No nosso hotel residia um jovem siciliano, alto e magro, de rosto tisnado, ossudo e de cabelos negros como as asas de um corvo. No tempo, a que se refere esta crónica, este jovem, de seu nome Benito Merlino, era mais um dos muitos compositores-intérpretes da canção, candidatos ao sucesso na “cidade das luzes”. De viola na mão, falando um francês italianizado, este nosso companheiro de hotel corria os caveaux e bares da rive gauche, procurando aquela porta que se abre ao futuro. Benito tinha composições alegres, ao estilo do folclore da Catânia, com poemas agradáveis de ouvir numa cativante prosódia siciliana. E essa porta abriu-se-lhe.
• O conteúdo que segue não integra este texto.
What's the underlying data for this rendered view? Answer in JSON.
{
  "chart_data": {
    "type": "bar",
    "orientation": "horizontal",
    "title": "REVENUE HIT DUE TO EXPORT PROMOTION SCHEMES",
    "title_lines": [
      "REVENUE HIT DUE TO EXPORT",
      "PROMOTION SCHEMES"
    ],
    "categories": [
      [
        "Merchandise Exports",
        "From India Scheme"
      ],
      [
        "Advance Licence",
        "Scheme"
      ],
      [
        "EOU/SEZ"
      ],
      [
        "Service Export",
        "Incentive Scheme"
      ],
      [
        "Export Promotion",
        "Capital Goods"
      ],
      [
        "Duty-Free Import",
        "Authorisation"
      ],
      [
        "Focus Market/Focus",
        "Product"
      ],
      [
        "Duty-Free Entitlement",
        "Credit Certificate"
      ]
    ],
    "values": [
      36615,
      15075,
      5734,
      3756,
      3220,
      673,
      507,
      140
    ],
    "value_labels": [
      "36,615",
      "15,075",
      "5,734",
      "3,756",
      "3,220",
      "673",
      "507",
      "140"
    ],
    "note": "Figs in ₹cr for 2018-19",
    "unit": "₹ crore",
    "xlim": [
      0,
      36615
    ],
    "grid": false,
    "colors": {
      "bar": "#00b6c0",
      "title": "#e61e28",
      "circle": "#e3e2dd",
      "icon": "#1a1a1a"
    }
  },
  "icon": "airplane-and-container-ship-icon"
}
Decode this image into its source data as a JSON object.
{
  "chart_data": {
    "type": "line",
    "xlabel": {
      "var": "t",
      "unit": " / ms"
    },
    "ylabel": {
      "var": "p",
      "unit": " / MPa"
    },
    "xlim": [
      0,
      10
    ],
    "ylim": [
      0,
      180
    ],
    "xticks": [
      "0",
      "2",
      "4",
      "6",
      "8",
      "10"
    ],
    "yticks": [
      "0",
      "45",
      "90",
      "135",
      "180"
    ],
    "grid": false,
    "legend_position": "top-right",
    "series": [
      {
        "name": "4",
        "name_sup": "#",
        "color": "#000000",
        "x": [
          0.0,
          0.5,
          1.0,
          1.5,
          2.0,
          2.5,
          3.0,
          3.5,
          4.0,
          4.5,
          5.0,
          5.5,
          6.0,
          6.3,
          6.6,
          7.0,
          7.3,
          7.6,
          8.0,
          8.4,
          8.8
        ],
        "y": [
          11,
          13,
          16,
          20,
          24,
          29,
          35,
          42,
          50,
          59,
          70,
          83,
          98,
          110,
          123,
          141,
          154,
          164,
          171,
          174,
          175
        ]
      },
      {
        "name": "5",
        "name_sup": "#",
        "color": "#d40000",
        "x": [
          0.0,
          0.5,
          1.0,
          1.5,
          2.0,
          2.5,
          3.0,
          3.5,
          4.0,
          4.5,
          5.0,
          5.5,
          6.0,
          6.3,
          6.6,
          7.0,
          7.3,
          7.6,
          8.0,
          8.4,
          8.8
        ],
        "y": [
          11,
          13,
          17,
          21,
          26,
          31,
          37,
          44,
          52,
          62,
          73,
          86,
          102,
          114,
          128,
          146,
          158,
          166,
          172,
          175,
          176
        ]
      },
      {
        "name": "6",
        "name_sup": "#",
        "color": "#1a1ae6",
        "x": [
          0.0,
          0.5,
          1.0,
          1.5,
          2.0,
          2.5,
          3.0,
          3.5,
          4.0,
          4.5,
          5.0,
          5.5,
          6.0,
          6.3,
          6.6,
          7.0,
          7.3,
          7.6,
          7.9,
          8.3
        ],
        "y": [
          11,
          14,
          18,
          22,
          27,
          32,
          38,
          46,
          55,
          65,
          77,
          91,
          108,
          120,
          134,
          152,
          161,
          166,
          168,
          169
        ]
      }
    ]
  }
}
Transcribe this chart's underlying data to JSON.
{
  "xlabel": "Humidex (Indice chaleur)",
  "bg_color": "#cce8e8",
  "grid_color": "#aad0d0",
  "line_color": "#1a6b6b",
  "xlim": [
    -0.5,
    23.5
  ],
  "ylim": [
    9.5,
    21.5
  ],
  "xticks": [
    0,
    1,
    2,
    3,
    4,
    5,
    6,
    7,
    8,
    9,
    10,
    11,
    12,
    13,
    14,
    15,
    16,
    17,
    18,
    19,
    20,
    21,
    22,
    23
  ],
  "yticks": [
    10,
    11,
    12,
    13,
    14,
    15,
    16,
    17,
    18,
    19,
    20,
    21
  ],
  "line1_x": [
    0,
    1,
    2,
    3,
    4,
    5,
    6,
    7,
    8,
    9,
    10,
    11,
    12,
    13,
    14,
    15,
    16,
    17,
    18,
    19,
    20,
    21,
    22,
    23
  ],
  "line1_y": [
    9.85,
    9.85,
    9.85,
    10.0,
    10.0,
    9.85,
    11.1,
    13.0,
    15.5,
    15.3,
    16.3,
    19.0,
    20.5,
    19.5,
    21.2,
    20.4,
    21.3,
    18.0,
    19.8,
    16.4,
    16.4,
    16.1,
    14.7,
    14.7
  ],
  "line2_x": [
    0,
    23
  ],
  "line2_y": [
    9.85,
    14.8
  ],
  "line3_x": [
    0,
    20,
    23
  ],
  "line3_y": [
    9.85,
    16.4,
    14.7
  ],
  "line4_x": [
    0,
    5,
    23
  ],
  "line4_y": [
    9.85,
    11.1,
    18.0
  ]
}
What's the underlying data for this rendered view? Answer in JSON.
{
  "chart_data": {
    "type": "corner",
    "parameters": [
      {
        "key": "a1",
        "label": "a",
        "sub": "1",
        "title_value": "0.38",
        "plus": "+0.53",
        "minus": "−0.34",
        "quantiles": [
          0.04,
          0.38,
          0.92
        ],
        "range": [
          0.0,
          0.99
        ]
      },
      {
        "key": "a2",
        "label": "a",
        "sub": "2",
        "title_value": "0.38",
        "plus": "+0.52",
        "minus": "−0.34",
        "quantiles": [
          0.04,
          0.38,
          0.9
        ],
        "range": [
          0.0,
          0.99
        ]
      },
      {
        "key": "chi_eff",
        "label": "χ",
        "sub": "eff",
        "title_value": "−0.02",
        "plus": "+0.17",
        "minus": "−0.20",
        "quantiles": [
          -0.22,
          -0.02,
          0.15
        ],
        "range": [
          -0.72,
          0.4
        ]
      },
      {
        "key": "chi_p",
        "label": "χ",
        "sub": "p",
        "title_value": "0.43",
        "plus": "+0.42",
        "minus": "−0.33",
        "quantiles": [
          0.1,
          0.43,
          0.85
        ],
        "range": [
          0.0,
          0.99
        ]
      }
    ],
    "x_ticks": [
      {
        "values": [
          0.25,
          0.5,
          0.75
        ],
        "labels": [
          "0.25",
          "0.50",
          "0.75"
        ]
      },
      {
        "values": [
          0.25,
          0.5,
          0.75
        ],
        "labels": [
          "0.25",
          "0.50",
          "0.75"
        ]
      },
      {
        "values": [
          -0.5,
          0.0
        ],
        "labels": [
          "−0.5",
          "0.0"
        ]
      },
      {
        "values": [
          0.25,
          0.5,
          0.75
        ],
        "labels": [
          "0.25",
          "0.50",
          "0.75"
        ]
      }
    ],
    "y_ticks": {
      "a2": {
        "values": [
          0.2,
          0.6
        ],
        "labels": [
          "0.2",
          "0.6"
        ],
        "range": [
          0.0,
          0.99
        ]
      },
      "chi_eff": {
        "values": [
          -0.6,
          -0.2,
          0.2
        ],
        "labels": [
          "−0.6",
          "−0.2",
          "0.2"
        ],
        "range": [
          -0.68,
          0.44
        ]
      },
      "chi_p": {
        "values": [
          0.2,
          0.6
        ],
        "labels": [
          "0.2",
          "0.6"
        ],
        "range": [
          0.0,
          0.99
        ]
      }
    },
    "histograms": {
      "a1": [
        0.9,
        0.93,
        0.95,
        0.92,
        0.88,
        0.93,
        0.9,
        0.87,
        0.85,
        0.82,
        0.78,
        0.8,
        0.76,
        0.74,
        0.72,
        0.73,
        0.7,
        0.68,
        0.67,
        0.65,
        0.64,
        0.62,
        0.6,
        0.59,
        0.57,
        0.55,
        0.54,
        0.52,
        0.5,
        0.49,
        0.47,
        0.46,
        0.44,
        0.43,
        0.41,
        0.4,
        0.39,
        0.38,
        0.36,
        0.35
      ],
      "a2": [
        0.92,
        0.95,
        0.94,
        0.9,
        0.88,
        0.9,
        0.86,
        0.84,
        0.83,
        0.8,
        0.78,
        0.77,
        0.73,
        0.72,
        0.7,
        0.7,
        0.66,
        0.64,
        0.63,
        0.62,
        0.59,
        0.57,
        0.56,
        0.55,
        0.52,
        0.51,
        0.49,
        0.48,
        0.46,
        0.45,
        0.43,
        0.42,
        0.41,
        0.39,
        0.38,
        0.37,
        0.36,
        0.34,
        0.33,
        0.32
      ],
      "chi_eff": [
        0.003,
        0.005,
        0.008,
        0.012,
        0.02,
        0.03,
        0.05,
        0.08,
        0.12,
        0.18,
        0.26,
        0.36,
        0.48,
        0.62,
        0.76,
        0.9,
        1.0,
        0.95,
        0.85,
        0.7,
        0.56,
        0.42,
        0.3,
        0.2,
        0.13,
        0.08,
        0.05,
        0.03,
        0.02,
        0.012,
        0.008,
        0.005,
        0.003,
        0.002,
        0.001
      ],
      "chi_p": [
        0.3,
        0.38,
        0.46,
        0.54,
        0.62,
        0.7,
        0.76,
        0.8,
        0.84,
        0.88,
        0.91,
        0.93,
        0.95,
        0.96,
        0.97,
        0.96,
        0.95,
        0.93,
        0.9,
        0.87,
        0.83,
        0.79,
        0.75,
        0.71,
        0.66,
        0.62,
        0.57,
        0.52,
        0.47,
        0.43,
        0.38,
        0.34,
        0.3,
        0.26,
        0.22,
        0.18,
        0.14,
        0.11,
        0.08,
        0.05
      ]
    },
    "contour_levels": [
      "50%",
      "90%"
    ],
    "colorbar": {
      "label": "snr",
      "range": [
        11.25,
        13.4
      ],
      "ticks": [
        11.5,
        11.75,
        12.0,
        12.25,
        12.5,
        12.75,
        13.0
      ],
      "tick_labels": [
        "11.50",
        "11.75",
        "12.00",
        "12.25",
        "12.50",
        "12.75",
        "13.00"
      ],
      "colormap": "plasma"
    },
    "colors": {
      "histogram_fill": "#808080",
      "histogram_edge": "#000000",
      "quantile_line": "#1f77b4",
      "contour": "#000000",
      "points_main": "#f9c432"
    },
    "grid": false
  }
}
Benito fez carreira em Paris, nos anos 60 e 70, e vendeu muitos discos

Soube por este nosso amigo que o cordonnier era, igualmente, um siciliano, de nome Alberto, ali radicado, havia meia dúzia de anos. Este só me conhecia de ver-me passar à porta e do bonjour que ocasionalmente trocávamos. Ao dirigir-me a ele, de bota na mão, recebeu-me com a atenção que dispensava aos seus clientes. Pegou nela, mirou-a de um lado e de outro e foi peremptório.

- São dez francos.

Dez francos, ao câmbio de então, eram sessenta escudos, eram dez almoços no restaurante universitário. Sessenta escudos por meia dúzia de pontos, entre a sola e a vira, era um exagero. Um concerto daqueles era trabalho que não chegava aos dez escudos, na oficina do meu tio. E se o freguês fosse conhecido, era arranjo que ele fazia de graça.

No meu francês, que ainda dominava mal, lá lhe fui dizendo que achava o preço muito elevado para as minhas posses. Que, em Portugal, aquilo era obra para muito menos, ao que ele, num tom reivindicativo, quase agressivo, contrapôs:

- Na terra de onde eu vim era a mesma exploração. Lá, sapateiro é profissão de pobre, não permite ganhar para dar educação aos filhos, o que os condena, também a eles, à pobreza. Leia, aí, o que diz o jornal. - Apontou-me o “L’Humanité”, a seu lado, no chão, e desabafou:

- Na Sicília, os que têm dinheiro comem bifes e nós comemos massa sem conduto, não compramos livros nem fazemos férias. Aqui sou gente igual aos outros, agora como carne, tenho tempo gosto para ler. e – acrescentou no francês que já falava – moi, aussi, je fais des vacances.

E ficámos conversados.

O tempo foi passando e houve um dia em que o Benito me apresentou ao seu amigo e conterrâneo, Alberto. Como amigo do meu amigo, meu amigo é, passámos a conviver mais a miúdo, a ponto de, muitas vezes, ao fim da tarde, no regresso do Museu, ficar a falar com ele dos mais variados assuntos: do meu trabalho e do dele, das nossas origens e do muito que havia em comum nos nossos dois cantinhos da Europa do Sul. Num desses dias, a meio da conversa, ele, que não esquecera o nosso primeiro encontro, perguntou-me:

- E a bota, ainda está à espera de concerto?

 À minha resposta afirmativa, mandou-me ir buscá-la, prontificando-se a cosê-la, agora como amigo, isto é, de graça.

- Ao levar-lha, sugeri. – Dê-me um pedaço de fio encerado, uma seda e empreste-me a sovela.

Duas décadas depois da minha experiência na oficina do meu tio Manuel, eu estava, em Paris, sentado na cadeira do mestre cordonnier, de avental de atanado, luvas de sapateiro e a bota segura entre os joelhos, a recordar os gestos que aprendera.

 
 
 
 

A.M. Galopim de Carvalho. Professor jubilado da Universidade de Lisboa. Geólogo e escritor. Foi diretor do Museu Nacional de História Natural de Lisboa.